In a way it is religious, but not in the way he was thinking. The sanctity of the studio makes the artists workplace as holy as any church or cathedral. Creativity is the closest that, I believe, we can come to the true nature of our spiritual being.
I explained this to him, but I also took time to explain the importance of the aesthetics of an artists workplace for conducting business. For me the candles create a very special feel that guests instantly sense when they enter. There is an other worldliness to this space that it is important to me to impart to those who visit.
It goes way past just candles. Its how the room is lit. Its the music or sound playing within it. Its the smell of incense or scented candles blended with that of paints and resins. Its the way the art is arranged. Its so many things that are taken for granted when entering, but are immediately felt and experienced on a subconscious level.
The internationally known artist Francis Bacon was notorious for the state of his studio. He managed to take trash and hording to a level of aesthetic fascination within his workplace. It was so essential to who the man was that after he passed they preserved his whole studio, moving it in tact to the Hugh Lane Gallery in Dublin and reconstructing it perfectly in all its incredible chaos.
|Francis Bacon Studio|
This applies to other types of creativity. The great writer Ray Bradbury prided himself on his workspace because it was the first place he went for ideas and inspiration.
For plein air artists their studio is nature. They have the whole world to inspire them. Mother Earth is their cathedral.

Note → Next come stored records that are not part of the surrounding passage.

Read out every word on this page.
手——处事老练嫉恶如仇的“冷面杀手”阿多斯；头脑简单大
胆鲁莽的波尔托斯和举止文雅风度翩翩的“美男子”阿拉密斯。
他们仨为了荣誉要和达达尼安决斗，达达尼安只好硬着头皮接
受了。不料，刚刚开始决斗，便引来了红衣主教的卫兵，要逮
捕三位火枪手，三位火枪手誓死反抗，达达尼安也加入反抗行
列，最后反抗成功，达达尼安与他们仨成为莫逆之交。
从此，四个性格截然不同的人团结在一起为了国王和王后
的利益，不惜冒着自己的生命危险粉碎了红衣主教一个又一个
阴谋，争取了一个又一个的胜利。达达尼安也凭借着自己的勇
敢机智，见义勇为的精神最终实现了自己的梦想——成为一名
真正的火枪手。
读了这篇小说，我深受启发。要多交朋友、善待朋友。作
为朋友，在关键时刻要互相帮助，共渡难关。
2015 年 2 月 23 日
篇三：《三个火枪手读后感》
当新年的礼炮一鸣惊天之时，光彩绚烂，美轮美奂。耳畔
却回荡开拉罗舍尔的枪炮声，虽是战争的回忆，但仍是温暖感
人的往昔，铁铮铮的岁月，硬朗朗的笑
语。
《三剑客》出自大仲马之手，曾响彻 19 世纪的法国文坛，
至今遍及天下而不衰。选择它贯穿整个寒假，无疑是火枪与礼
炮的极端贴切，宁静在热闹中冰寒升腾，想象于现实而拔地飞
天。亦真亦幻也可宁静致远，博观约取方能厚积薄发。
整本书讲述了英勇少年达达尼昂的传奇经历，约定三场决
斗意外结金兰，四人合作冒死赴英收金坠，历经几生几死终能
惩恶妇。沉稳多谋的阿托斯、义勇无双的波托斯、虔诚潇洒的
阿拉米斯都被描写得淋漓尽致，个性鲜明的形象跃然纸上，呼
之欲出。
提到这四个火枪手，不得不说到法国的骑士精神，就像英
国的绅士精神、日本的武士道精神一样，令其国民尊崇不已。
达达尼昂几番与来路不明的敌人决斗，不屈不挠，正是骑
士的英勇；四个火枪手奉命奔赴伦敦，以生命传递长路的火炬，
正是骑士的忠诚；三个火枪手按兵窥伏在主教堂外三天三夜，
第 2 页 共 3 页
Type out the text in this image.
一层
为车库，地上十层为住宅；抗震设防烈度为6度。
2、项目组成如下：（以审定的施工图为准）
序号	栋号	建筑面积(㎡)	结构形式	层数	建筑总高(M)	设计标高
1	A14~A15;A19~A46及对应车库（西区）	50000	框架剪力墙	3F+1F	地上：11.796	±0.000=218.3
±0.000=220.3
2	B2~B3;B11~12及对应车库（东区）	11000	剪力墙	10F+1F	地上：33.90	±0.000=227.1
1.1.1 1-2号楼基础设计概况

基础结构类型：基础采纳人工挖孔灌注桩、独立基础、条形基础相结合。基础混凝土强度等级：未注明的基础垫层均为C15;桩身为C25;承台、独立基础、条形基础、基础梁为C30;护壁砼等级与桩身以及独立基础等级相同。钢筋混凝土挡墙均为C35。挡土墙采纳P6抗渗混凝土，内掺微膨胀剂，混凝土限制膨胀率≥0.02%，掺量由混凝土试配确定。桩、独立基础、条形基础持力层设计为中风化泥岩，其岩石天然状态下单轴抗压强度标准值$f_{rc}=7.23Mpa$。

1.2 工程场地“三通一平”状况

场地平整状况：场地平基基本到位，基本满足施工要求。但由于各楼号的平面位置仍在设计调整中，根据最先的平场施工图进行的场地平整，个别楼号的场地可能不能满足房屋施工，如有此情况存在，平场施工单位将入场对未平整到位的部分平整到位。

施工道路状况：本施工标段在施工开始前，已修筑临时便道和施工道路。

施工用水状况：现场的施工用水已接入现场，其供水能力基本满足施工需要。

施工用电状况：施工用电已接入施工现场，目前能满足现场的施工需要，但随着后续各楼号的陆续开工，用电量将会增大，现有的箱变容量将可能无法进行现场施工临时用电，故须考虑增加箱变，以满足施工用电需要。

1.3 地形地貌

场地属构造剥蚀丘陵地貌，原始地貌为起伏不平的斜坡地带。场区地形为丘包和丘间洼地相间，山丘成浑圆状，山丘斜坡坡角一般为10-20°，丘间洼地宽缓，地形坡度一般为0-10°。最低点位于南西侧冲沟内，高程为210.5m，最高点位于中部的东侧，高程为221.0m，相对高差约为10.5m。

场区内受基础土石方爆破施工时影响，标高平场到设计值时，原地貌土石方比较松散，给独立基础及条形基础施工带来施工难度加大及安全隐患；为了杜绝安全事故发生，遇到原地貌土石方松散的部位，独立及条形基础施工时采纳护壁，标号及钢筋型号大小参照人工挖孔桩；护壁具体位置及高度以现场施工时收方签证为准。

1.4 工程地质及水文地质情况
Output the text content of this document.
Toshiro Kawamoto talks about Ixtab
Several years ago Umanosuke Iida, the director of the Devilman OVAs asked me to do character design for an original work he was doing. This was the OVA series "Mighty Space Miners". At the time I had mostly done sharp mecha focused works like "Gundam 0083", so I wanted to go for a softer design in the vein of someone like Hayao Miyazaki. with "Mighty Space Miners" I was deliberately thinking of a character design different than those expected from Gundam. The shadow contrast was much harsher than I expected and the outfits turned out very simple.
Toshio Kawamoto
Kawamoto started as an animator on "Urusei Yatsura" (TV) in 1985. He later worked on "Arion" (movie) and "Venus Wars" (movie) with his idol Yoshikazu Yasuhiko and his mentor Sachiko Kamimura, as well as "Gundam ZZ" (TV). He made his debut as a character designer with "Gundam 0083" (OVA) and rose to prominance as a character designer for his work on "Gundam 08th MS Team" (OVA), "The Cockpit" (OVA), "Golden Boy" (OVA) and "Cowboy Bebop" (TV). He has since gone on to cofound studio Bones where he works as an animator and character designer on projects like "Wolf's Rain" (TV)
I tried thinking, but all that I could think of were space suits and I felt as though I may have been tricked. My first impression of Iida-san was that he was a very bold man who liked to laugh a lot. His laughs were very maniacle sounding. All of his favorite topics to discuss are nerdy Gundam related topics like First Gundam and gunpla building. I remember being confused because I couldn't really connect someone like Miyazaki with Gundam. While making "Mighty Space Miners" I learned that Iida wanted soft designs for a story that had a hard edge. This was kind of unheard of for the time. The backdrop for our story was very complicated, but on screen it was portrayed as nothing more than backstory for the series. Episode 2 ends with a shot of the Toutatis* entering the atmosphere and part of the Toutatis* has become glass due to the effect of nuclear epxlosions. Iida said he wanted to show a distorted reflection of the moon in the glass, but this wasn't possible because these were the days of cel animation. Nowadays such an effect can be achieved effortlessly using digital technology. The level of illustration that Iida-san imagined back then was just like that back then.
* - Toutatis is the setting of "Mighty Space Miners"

However you get there, the way your studio is set up says a lot about you as an artist. It tells the visitor a wealth of information. If your studio is austere with nothing but an easel in a corner of the room and tubes of paint, it says something about both you and your art style. Your work space may be small or large. Size is not the issue as much as what the small or large space contains.
Is it necessary to consider all these things? Isn't just about what you create? Yes, but the way I see it is that my space should be as creative as my art. It should impart the same messages I would want my work to say. If I have nothing in my studio but supplies then this message may say that I am a dedicated artist, but does it say anything else?
During my time as a professional artist I've gone through many studio spaces. From a kitchen table with a portable easel on it, right up to a warehouse space. But each one shared the common elements of who I was. Every space was sacred because the art of creation was taking place within it. Make your space a part of you so that you are at peace within it. Don't try to impress or add things merely to make people say "wow your deep". Add them because they have personal meaning to you and see what a difference it will make to your creative life.